Любила по ходу разговора сослаться на Мандельштама, привести то или другое его бонмо. Из недатируемых – «Воевать поляки не умеют – но бунто-ва-ать!..», несколько цинично комментирующее его же стихи «Поляки! я не вижу смысла в безумном подвиге стрелков». Из датируемых – об Абраме Эфросе: когда в Москву приехал Андре Жид, Эфросу предложили или поручили сопровождать знаменитого писателя; вернувшись во Францию, Жид написал о Советском Союзе не то, чего здесь от него ждали, и Эфроса сослали, но «времена были еще вегетарианские», он легко отделался, попал в Ростов Великий, сравнительно недалеко – на что Мандельштам сказал: «Это не Ростов – великий, это Абрам – великий». Эфрос, как известно, редактировал «Письма Рубенса», переведенные Ахматовой. Когда книга вышла, он пригласил ее в ресторан отпраздновать это событие; в том же зале случайно оказались Катаев и Шкловский: подвыпив, они подошли к их столику, поцеловали Ахматовой руку, церемонно попросили разрешения на минуту присесть, произнесли несколько любезных реплик, потом откланялись, но перед тем, как отойти, Шкловский решился доставить себе удовольствие и, перефразируя известный бабелевский афоризм, проговорил: «Абрам может пригласить русскую женщину в ресторан, и она останется им довольна».

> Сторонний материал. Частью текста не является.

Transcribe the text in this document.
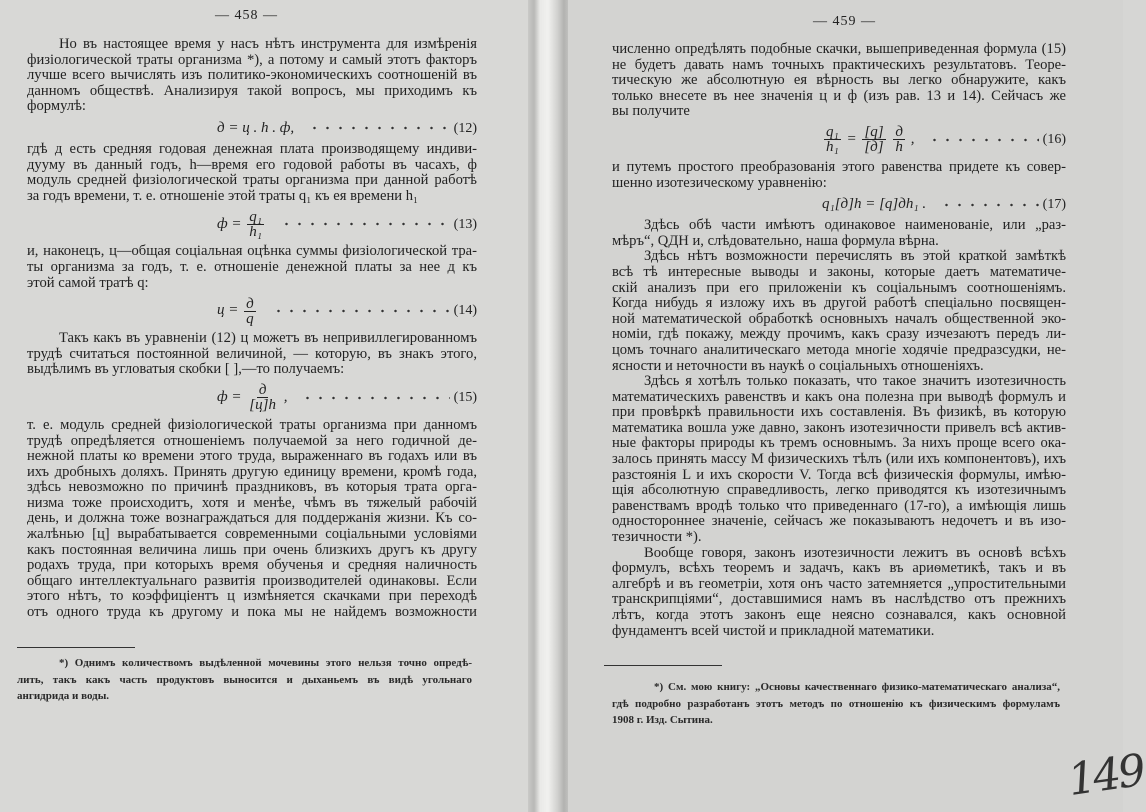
— 458 —
Но въ настоящее время у насъ нѣтъ инструмента для измѣренія
физіологической траты организма *), а потому и самый этотъ факторъ
лучше всего вычислять изъ политико-экономическихъ соотношеній въ
данномъ обществѣ. Анализируя такой вопросъ, мы приходимъ къ
формулѣ:
д = ц . h . ф,	(12)
гдѣ д есть средняя годовая денежная плата производящему индиви-
дууму въ данный годъ, h—время его годовой работы въ часахъ, ф
модуль средней физіологической траты организма при данной работѣ
за годъ времени, т. е. отношеніе этой траты q₁ къ ея времени h₁
$ф = \frac{\text{q₁}}{\text{h₁}}$	(13)
и, наконецъ, ц—общая соціальная оцѣнка суммы физіологической тра-
ты организма за годъ, т. е. отношеніе денежной платы за нее д къ
этой самой тратѣ q:
$ц = \frac{д}{q}$	(14)
Такъ какъ въ уравненіи (12) ц можетъ въ непривиллегированномъ
трудѣ считаться постоянной величиной, — которую, въ знакъ этого,
выдѣлимъ въ угловатыя скобки [ ],—то получаемъ:
$ф = \frac{д}{[ц]h}$ ,	(15)
т. е. модуль средней физіологической траты организма при данномъ
трудѣ опредѣляется отношеніемъ получаемой за него годичной де-
нежной платы ко времени этого труда, выраженнаго въ годахъ или въ
ихъ дробныхъ доляхъ. Принять другую единицу времени, кромѣ года,
здѣсь невозможно по причинѣ праздниковъ, въ которыя трата орга-
низма тоже происходитъ, хотя и менѣе, чѣмъ въ тяжелый рабочій
день, и должна тоже вознаграждаться для поддержанія жизни. Къ со-
жалѣнью [ц] вырабатывается современными соціальными условіями
какъ постоянная величина лишь при очень близкихъ другъ къ другу
родахъ труда, при которыхъ время обученья и средняя наличность
общаго интеллектуальнаго развитія производителей одинаковы. Если
этого нѣтъ, то коэффиціентъ ц измѣняется скачками при переходѣ
отъ одного труда къ другому и пока мы не найдемъ возможности
*) Однимъ количествомъ выдѣленной мочевины этого нельзя точно опредѣ-
лить, такъ какъ часть продуктовъ выносится и дыханьемъ въ видѣ угольнаго
ангидрида и воды.
— 459 —
численно опредѣлять подобные скачки, вышеприведенная формула (15)
не будетъ давать намъ точныхъ практическихъ результатовъ. Теоре-
тическую же абсолютную ея вѣрность вы легко обнаружите, какъ
только внесете въ нее значенія ц и ф (изъ рав. 13 и 14). Сейчасъ же
вы получите
$\frac{\text{q₁}}{\text{h₁}} = \frac{[q]}{[д]}$
$\frac{д}{h}$ ,	(16)
и путемъ простого преобразованія этого равенства придете къ совер-
шенно изотезическому уравненію:
q₁[д]h = [q]дh₁ .	(17)
Здѣсь обѣ части имѣютъ одинаковое наименованіе, или „раз-
мѣръ“, QДН и, слѣдовательно, наша формула вѣрна.
Здѣсь нѣтъ возможности перечислять въ этой краткой замѣткѣ
всѣ тѣ интересные выводы и законы, которые даетъ математиче-
скій анализъ при его приложеніи къ соціальнымъ соотношеніямъ.
Когда нибудь я изложу ихъ въ другой работѣ спеціально посвящен-
ной математической обработкѣ основныхъ началъ общественной эко-
номіи, гдѣ покажу, между прочимъ, какъ сразу изчезаютъ передъ ли-
цомъ точнаго аналитическаго метода многіе ходячіе предразсудки, не-
ясности и неточности въ наукѣ о соціальныхъ отношеніяхъ.
Здѣсь я хотѣлъ только показать, что такое значитъ изотезичность
математическихъ равенствъ и какъ она полезна при выводѣ формулъ и
при провѣркѣ правильности ихъ составленія. Въ физикѣ, въ которую
математика вошла уже давно, законъ изотезичности привелъ всѣ актив-
ные факторы природы къ тремъ основнымъ. За нихъ проще всего ока-
залось принять массу M физическихъ тѣлъ (или ихъ компонентовъ), ихъ
разстоянія L и ихъ скорости V. Тогда всѣ физическія формулы, имѣю-
щія абсолютную справедливость, легко приводятся къ изотезичнымъ
равенствамъ вродѣ только что приведеннаго (17-го), а имѣющія лишь
одностороннее значеніе, сейчасъ же показываютъ недочетъ и въ изо-
тезичности *).
Вообще говоря, законъ изотезичности лежитъ въ основѣ всѣхъ
формулъ, всѣхъ теоремъ и задачъ, какъ въ ариѳметикѣ, такъ и въ
алгебрѣ и въ геометріи, хотя онъ часто затемняется „упростительными
транскрипціями“, доставшимися намъ въ наслѣдство отъ прежнихъ
лѣтъ, когда этотъ законъ еще неясно сознавался, какъ основной
фундаментъ всей чистой и прикладной математики.
*) См. мою книгу: „Основы качественнаго физико-математическаго анализа“,
гдѣ подробно разработанъ этотъ методъ по отношенію къ физическимъ формуламъ
1908 г. Изд. Сытина.
149
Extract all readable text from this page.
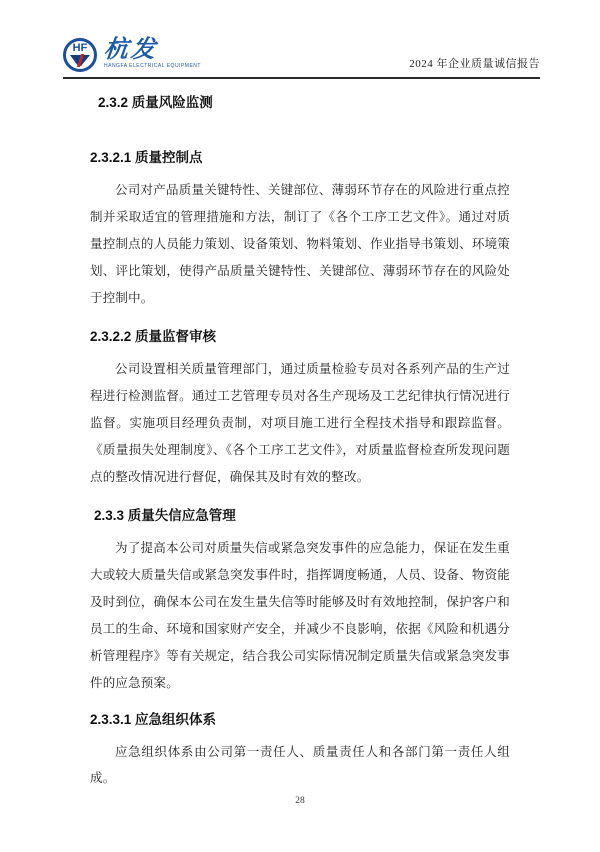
HF 杭发
HANGFA ELECTRICAL EQUIPMENT	2024 年企业质量诚信报告
2.3.2 质量风险监测
2.3.2.1 质量控制点

公司对产品质量关键特性、关键部位、薄弱环节存在的风险进行重点控制并采取适宜的管理措施和方法，制订了《各个工序工艺文件》。通过对质量控制点的人员能力策划、设备策划、物料策划、作业指导书策划、环境策划、评比策划，使得产品质量关键特性、关键部位、薄弱环节存在的风险处于控制中。

2.3.2.2 质量监督审核

公司设置相关质量管理部门，通过质量检验专员对各系列产品的生产过程进行检测监督。通过工艺管理专员对各生产现场及工艺纪律执行情况进行监督。实施项目经理负责制，对项目施工进行全程技术指导和跟踪监督。《质量损失处理制度》、《各个工序工艺文件》，对质量监督检查所发现问题点的整改情况进行督促，确保其及时有效的整改。

2.3.3 质量失信应急管理

为了提高本公司对质量失信或紧急突发事件的应急能力，保证在发生重大或较大质量失信或紧急突发事件时，指挥调度畅通，人员、设备、物资能及时到位，确保本公司在发生量失信等时能够及时有效地控制，保护客户和员工的生命、环境和国家财产安全，并减少不良影响，依据《风险和机遇分析管理程序》等有关规定，结合我公司实际情况制定质量失信或紧急突发事件的应急预案。

2.3.3.1 应急组织体系

应急组织体系由公司第一责任人、质量责任人和各部门第一责任人组成。

28
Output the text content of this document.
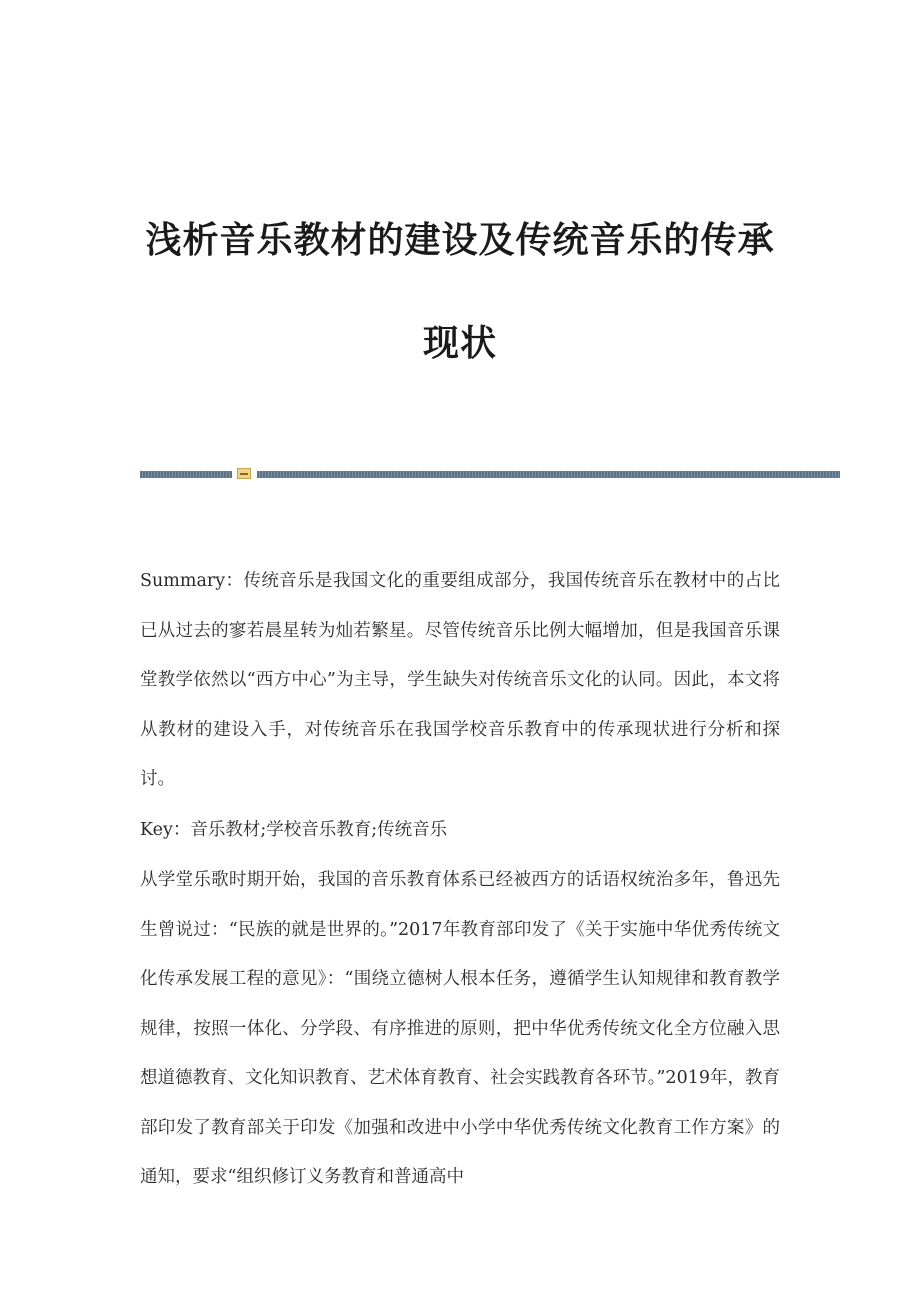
浅析音乐教材的建设及传统音乐的传承
现状

Summary：传统音乐是我国文化的重要组成部分，我国传统音乐在教材中的占比已从过去的寥若晨星转为灿若繁星。尽管传统音乐比例大幅增加，但是我国音乐课堂教学依然以“西方中心”为主导，学生缺失对传统音乐文化的认同。因此，本文将从教材的建设入手，对传统音乐在我国学校音乐教育中的传承现状进行分析和探讨。

Key：音乐教材;学校音乐教育;传统音乐

从学堂乐歌时期开始，我国的音乐教育体系已经被西方的话语权统治多年，鲁迅先生曾说过：“民族的就是世界的。”2017年教育部印发了《关于实施中华优秀传统文化传承发展工程的意见》：“围绕立德树人根本任务，遵循学生认知规律和教育教学规律，按照一体化、分学段、有序推进的原则，把中华优秀传统文化全方位融入思想道德教育、文化知识教育、艺术体育教育、社会实践教育各环节。”2019年，教育部印发了教育部关于印发《加强和改进中小学中华优秀传统文化教育工作方案》的通知，要求“组织修订义务教育和普通高中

Слова в ее записке «Юность и про себя…» относятся к намечавшейся в этом журнале публикации нескольких моих стихотворений; число их по мере продвижения по редакционным инстанциям на каждом этапе уменьшалось вдвое-втрое, дошло до одного, но и оно было в последнюю минуту выброшено. Она сказала: «Я все это проходила с Мандельштамом. «Дайте пятнадцать, чтобы было из чего выбрать восемь». Из восьми – в трех главный нашел аллюзии, два несвоевременных, три печатаем. Вернее, не три, а два, из-за недостатка места. И на всякий случай принести еще что-нибудь на замену… Это единственное иногда прорывалось». Когда ее стихи напечатали в «Литературной России», или, как она прежде называлась, в «Литературе и жизни», то «передовая интеллигенция» в придаточных предложениях давала ей понять, что напрасно она согласилась на публикацию в этой, реакционной по сравнению с «Литературной» газете и тем сыграла на руку противникам прогресса. Она раздраженно сказала после одного такого разговора: «Не печатают везде одинаково. Зачем я буду выискивать микроскопическую разницу, когда печатают?»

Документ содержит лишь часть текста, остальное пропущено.